Other children - as young as five - fend for themselves. Living rough in Dickensian conditions, while passengers pass with their mobile phones ringing with the latest Hindi film themes.
On our last morning, a new child made it across to the school. He toddled about, malnourished and non-plussed. No strength left to wave away the flies nestling in an open wound sunk perhaps a quarter of an inch into the side of his right foot. “It’s OK” a teacher said. “If we can get him to stay, then nursing care will come”. He plopped down, exhausted but still drawn by the scene of an open-air school class at work.
The Rescue Project of Gaya station is aptly named. It’s difficult to run because it tries to step in where so much else has fallen apart. No child should have to invent a childhood from the serial failures that deliver them to life on a railway platform. Yet thousands do. The school is a critical first stage to recovering a childhood and some options. The classes have so far helped eighty children with a stepping stone to education, medical care and beyond that there are plans for vocational training. For some at least, Gaya’s Rescue Project offers a ticket out of hell.

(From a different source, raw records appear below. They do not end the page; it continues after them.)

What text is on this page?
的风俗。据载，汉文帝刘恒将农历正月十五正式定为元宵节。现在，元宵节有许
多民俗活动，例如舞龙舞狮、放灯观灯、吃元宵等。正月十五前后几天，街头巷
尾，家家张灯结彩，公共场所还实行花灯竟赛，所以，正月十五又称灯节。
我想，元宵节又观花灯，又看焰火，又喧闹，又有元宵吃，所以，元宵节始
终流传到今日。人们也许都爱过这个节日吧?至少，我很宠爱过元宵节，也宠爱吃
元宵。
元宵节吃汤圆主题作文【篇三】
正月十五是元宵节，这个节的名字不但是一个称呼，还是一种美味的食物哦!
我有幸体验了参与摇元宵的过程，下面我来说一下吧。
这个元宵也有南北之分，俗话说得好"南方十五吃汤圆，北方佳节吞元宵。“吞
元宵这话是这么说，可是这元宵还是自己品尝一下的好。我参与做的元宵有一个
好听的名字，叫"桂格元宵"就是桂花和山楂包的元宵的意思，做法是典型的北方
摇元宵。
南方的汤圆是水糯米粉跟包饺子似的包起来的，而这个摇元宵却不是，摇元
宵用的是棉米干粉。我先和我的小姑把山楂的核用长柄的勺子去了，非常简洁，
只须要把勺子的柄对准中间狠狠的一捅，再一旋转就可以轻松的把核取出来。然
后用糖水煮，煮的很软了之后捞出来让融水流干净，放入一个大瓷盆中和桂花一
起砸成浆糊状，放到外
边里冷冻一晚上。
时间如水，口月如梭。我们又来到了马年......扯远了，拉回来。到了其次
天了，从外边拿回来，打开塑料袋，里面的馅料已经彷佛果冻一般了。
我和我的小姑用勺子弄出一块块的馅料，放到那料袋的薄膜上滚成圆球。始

Ratan Akash is probably about 13. He has a shining smile but vulnerability is written all over him. He collects another sack of rubbish among the excrement on the lines. His father’s dead. He doesn’t know his birthday or his true age but has put together a life from the base opportunities of Gaya railway station.
“It’s home. It’s freedom for me. I can’t remember when I first came here, or where I used to live. I only know that the police knocked down our hutment and told us to get out. It was too hard to stay with Mum because she had no money and beat me when I asked for food. ‘If you want to eat then go and get some money’ she’d say”.
It’s strange to hear Ratan talk of his ‘Freedom’ here. Freedom; an ideal known the world over. Yet his freedom is the kind that starts the day at 6am with what breakfast he can find and continues with begging and scavenging until noon. But at school, Ratan smiles with a new dignity, writing and looking like a young man who will work his way out.
Ratan’s story plays in my mind – his eyes bright – still unused to be spoken to with warmth or interest. “I dream of earning enough so that I can live in a house. With a tin roof to keep out the rain” he says.